Crypto policy changes drive interest in self-custody solutions

Source Cryptopolitan

All over the world, countries are coming up with their crypto policies. While some users see these policies as developments that help against the risks in the crypto market, others see them as a way for the government to monitor their activities.

According to a Coinbase survey, 56% of crypto users in the United States now know about self-custody solutions, with a 22% rise in non-custodial wallets since 2023. The University of Illinois researchers noted that self-custody wallets hold 35% of the total market supply, up from 25% in 2022.

While decentralization remains one of the ethos of the crypto industry, it is no longer news that bad actors take advantage to carry out illegal transactions. Meanwhile, these atrocities do not bother some users as they want control over their tokens, driving them to the decentralized finance (DeFi) sector. Although centralized exchanges promise better security of funds and assets, there have been high-profile cases of these platforms being breached.

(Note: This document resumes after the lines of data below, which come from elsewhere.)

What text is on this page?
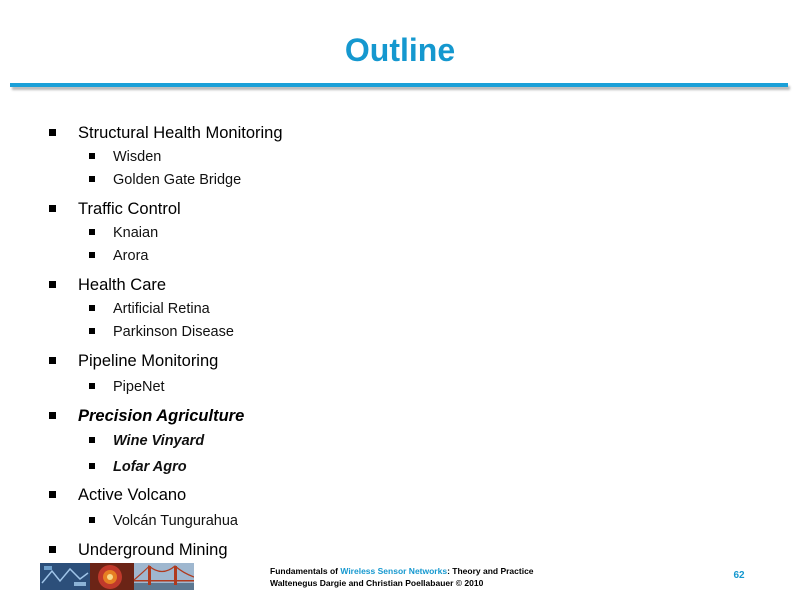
Outline
Structural Health Monitoring
Wisden
Golden Gate Bridge
Traffic Control
Knaian
Arora
Health Care
Artificial Retina
Parkinson Disease
Pipeline Monitoring
PipeNet
Precision Agriculture
Wine Vinyard
Lofar Agro
Active Volcano
Volcán Tungurahua
Underground Mining
Fundamentals of Wireless Sensor Networks: Theory and Practice
Waltenegus Dargie and Christian Poellabauer © 2010
62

Users continue to lose faith in centralized platforms

Crypto wallet Exodus registered a 107% revenue, with its CEO JP Richardson noting that the surge in the demand for self-custody solutions is directly responsible for the rise. “Self-custody is the future. As trust in centralized platforms continues to erode, more people are realizing the importance of owning their keys,” Richardson said. “Recent changes in the USA have certainly been gratifying. We actively engage with regulators—and have for years—to advocate for self-custody as a fundamental right,” he added.

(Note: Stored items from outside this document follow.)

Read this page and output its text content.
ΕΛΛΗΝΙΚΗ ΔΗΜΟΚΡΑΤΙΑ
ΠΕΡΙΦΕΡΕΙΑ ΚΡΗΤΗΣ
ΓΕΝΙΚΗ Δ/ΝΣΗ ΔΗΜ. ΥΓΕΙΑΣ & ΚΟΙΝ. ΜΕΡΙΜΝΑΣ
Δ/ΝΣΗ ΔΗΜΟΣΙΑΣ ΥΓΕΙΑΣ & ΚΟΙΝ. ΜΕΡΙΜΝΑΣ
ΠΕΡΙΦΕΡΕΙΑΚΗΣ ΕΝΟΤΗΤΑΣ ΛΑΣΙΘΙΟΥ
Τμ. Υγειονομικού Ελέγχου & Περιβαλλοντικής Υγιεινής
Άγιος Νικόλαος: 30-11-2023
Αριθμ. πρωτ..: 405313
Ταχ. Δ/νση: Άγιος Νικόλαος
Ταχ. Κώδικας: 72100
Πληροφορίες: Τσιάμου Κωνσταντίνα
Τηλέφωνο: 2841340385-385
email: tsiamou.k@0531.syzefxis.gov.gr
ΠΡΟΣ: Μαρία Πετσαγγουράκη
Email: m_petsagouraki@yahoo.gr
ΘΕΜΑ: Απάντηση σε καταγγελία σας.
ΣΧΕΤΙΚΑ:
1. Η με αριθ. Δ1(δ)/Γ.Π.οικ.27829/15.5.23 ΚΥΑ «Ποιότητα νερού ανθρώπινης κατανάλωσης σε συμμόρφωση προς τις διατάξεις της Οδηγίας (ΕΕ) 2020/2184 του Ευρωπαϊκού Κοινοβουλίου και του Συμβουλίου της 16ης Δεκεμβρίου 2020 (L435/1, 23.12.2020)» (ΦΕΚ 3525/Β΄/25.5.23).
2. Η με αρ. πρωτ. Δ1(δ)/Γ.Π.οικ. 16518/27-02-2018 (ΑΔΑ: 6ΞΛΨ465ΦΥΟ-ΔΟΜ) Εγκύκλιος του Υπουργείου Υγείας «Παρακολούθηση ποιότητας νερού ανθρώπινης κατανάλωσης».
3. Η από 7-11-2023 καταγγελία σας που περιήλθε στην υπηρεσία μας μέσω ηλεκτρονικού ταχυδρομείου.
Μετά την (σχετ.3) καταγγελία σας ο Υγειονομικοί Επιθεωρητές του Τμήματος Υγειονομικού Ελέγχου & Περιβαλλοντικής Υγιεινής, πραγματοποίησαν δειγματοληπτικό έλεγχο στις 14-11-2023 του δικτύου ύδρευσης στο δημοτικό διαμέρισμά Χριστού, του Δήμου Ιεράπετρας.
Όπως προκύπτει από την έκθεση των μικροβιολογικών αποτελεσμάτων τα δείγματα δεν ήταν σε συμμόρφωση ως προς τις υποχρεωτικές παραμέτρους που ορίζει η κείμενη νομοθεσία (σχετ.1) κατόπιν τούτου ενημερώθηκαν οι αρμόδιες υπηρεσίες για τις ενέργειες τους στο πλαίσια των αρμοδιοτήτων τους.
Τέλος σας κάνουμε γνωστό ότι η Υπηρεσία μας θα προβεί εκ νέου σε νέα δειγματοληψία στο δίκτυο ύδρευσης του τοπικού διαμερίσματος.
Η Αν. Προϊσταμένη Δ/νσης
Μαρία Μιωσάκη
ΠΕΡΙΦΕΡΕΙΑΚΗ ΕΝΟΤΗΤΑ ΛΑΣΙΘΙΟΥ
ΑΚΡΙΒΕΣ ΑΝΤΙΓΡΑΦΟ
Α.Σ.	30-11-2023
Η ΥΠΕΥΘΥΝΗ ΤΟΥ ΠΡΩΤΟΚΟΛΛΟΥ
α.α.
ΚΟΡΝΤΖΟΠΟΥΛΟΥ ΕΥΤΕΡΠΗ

Founder and CEO of crypto wallet Cowchain Mykhailo Adzhoiev mentioned that the increase in the adoption of self-custody wallets has reinforced a popular belief that if a token is not in your wallet, it’s not yours. “Self-custody is no longer just for the hardcore crypto nerds. It’s becoming the gateway for onboarding the next wave of users,” Adzhoiev said.

According to analysts at NAKA, users are now moving towards decentralized systems as they prefer to control their private keys. According to their research, self-custody wallets may hit $3.5 billion by 2031.

Crypto policies are boosting self-custody solutions

One of the key crypto regulations in the crypto market is the Markets in Crypto-Assets (MiCA) regulation in the European Union. The regulatory framework has been hailed as one of the most complete globally as it provides clarity and security in the crypto industry. It features transparency, market integrity, strict compliance measures, and investor protection.

In the United States, the Securities and Exchange Commission (SEC) has traditionally overdone its enforcement of exchanges, pushing users to explore decentralized exchanges as a means to gain control over their assets. While the new Trump administration has promised better laws and the way enforcement will be carried out, it remains to be seen if things will change.

The FATF’s Travel Rule, now mandates crypto exchanges to collect and share transaction information, causing uproar about privacy concerns. The move has also led to a shift to self-custody solutions, as users continue to look for ways to maintain autonomy. In addition, other countries are also coming up with regulations to help the move.